As soon as the meal was done, the tables in the home were removed and everyone squeezed into the finished basement as the newly married couple opened wedding presents that included practical gifts like power leaf blowers to more traditional fare as well as lots of gift cards.

While the couple opened gifts with the help of their siblings, more than 100 of the young (8-18 guests) sang traditional Christian hymns in three and four-part harmony. It was pretty moving.

Later in the afternoon, guests socialized while the kids played volleyball and talked before a more informal evening meal. The bride and groom worked carefully to pair their teenager friends (who were not dating) at tables in the barn for the meal before it all ended around sunset.

There could have been three or four weddings going on simultaneously on the late fall day Tina and I enjoyed our first such event. My Amish tablemate said he had been to three weddings already and the season was literally just beginning.

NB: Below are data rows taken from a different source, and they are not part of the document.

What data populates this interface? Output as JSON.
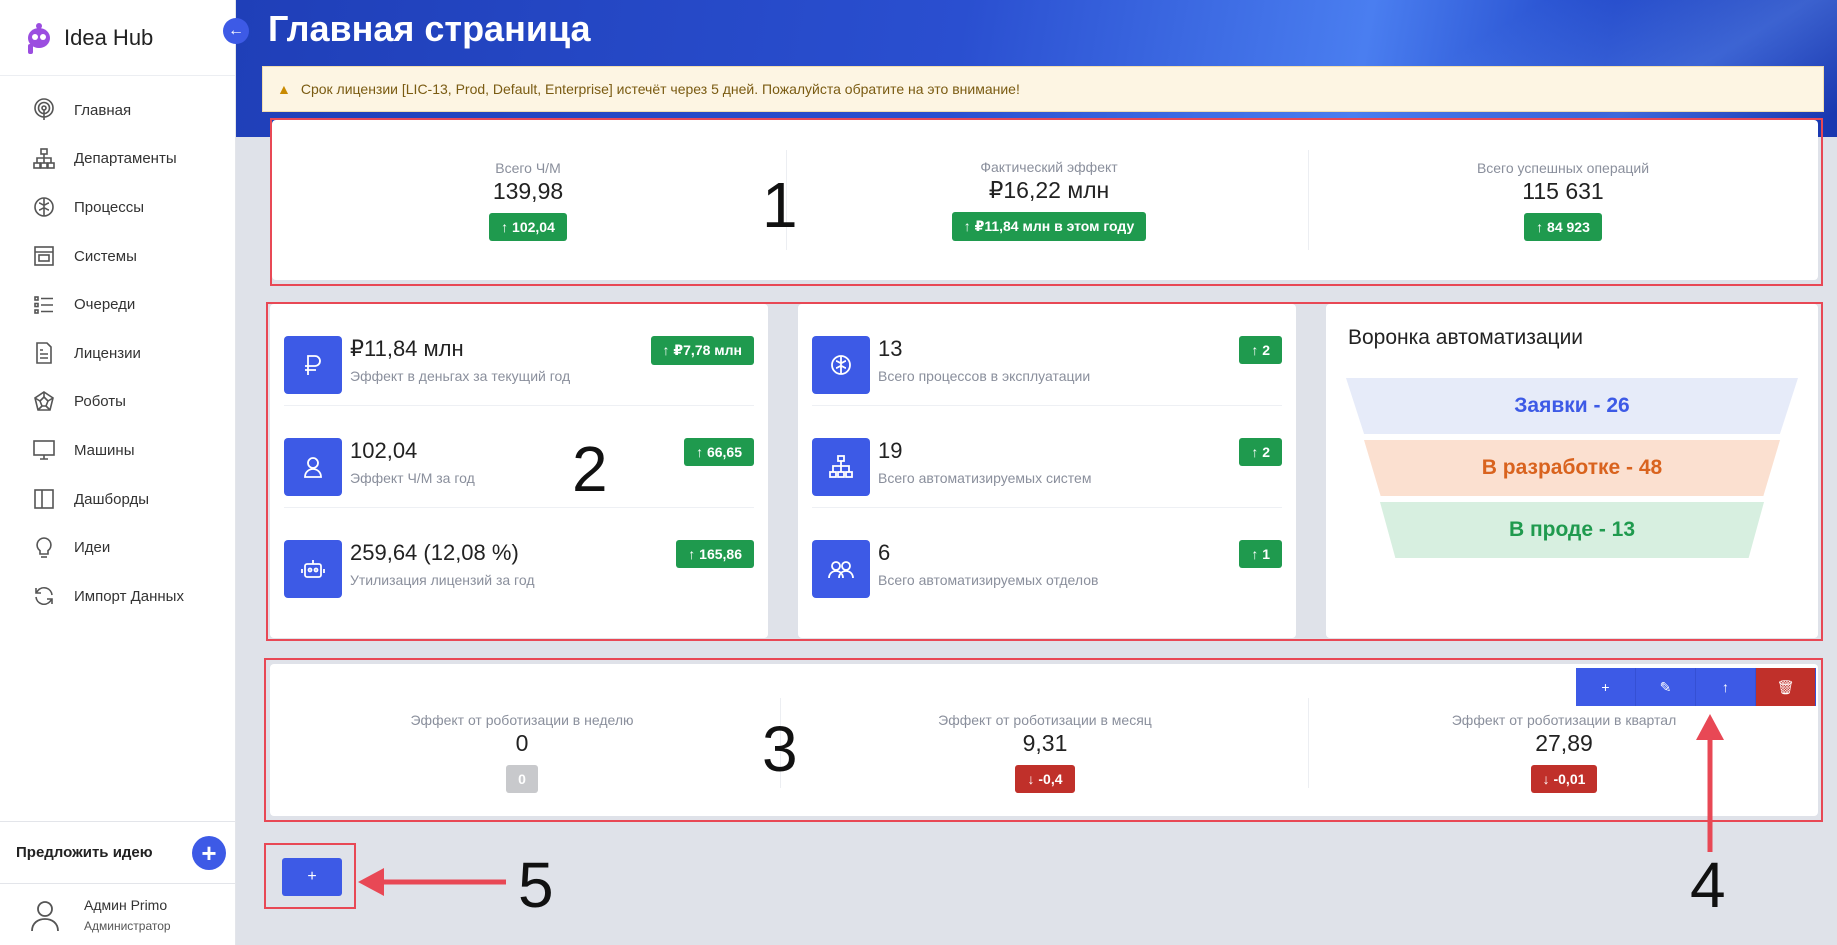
{
  "app": {
    "name": "Idea Hub"
  },
  "page": {
    "title": "Главная страница"
  },
  "alert": {
    "text": "Срок лицензии [LIC-13, Prod, Default, Enterprise] истечёт через 5 дней. Пожалуйста обратите на это внимание!"
  },
  "sidebar": {
    "items": [
      {
        "label": "Главная",
        "icon": "podcast-icon"
      },
      {
        "label": "Департаменты",
        "icon": "org-chart-icon"
      },
      {
        "label": "Процессы",
        "icon": "brain-icon"
      },
      {
        "label": "Системы",
        "icon": "window-icon"
      },
      {
        "label": "Очереди",
        "icon": "list-icon"
      },
      {
        "label": "Лицензии",
        "icon": "document-icon"
      },
      {
        "label": "Роботы",
        "icon": "polyhedron-icon"
      },
      {
        "label": "Машины",
        "icon": "monitor-icon"
      },
      {
        "label": "Дашборды",
        "icon": "columns-icon"
      },
      {
        "label": "Идеи",
        "icon": "lightbulb-icon"
      },
      {
        "label": "Импорт Данных",
        "icon": "sync-icon"
      }
    ],
    "propose_label": "Предложить идею",
    "propose_button": "+",
    "user": {
      "name": "Админ Primo",
      "role": "Администратор"
    }
  },
  "kpi_top": [
    {
      "label": "Всего Ч/М",
      "value": "139,98",
      "delta": "↑ 102,04"
    },
    {
      "label": "Фактический эффект",
      "value": "₽16,22 млн",
      "delta": "↑ ₽11,84 млн в этом году"
    },
    {
      "label": "Всего успешных операций",
      "value": "115 631",
      "delta": "↑ 84 923"
    }
  ],
  "stats_left": [
    {
      "value": "₽11,84 млн",
      "label": "Эффект в деньгах за текущий год",
      "delta": "↑ ₽7,78 млн",
      "icon": "ruble-icon"
    },
    {
      "value": "102,04",
      "label": "Эффект Ч/М за год",
      "delta": "↑ 66,65",
      "icon": "user-icon"
    },
    {
      "value": "259,64 (12,08 %)",
      "label": "Утилизация лицензий за год",
      "delta": "↑ 165,86",
      "icon": "robot-icon"
    }
  ],
  "stats_mid": [
    {
      "value": "13",
      "label": "Всего процессов в эксплуатации",
      "delta": "↑ 2",
      "icon": "brain-icon"
    },
    {
      "value": "19",
      "label": "Всего автоматизируемых систем",
      "delta": "↑ 2",
      "icon": "org-chart-icon"
    },
    {
      "value": "6",
      "label": "Всего автоматизируемых отделов",
      "delta": "↑ 1",
      "icon": "group-icon"
    }
  ],
  "funnel": {
    "title": "Воронка автоматизации",
    "steps": [
      {
        "label": "Заявки - 26",
        "bg": "#e6ebf9",
        "color": "#3d5ae6"
      },
      {
        "label": "В разработке - 48",
        "bg": "#fbe0d0",
        "color": "#d9631e"
      },
      {
        "label": "В проде - 13",
        "bg": "#d7efe0",
        "color": "#1f9a4e"
      }
    ]
  },
  "kpi_bottom": [
    {
      "label": "Эффект от роботизации в неделю",
      "value": "0",
      "delta": "0",
      "status": "neutral"
    },
    {
      "label": "Эффект от роботизации в месяц",
      "value": "9,31",
      "delta": "↓ -0,4",
      "status": "down"
    },
    {
      "label": "Эффект от роботизации в квартал",
      "value": "27,89",
      "delta": "↓ -0,01",
      "status": "down"
    }
  ],
  "toolbar": {
    "add": "+",
    "edit": "✎",
    "up": "↑",
    "delete": "🗑"
  },
  "add_widget_button": "+",
  "annotations": [
    "1",
    "2",
    "3",
    "4",
    "5"
  ],
  "colors": {
    "accent": "#3d5ae6",
    "success": "#1f9a4e",
    "danger": "#c0302a",
    "highlight": "#e84855"
  }
}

The Amish ceremony and reception has stayed the same for years and invitees arrive early (sometimes as the sun is rising on a late fall day) in carriages—sometimes a hundred or more—and their horses are stabled and cared for in a tent erected for the event. Each wedding may be a little bigger or smaller and the meal (other than the main course) may vary slightly but traditions die hard in the Plain Community and being asked to take part in that tradition was truly a privilege.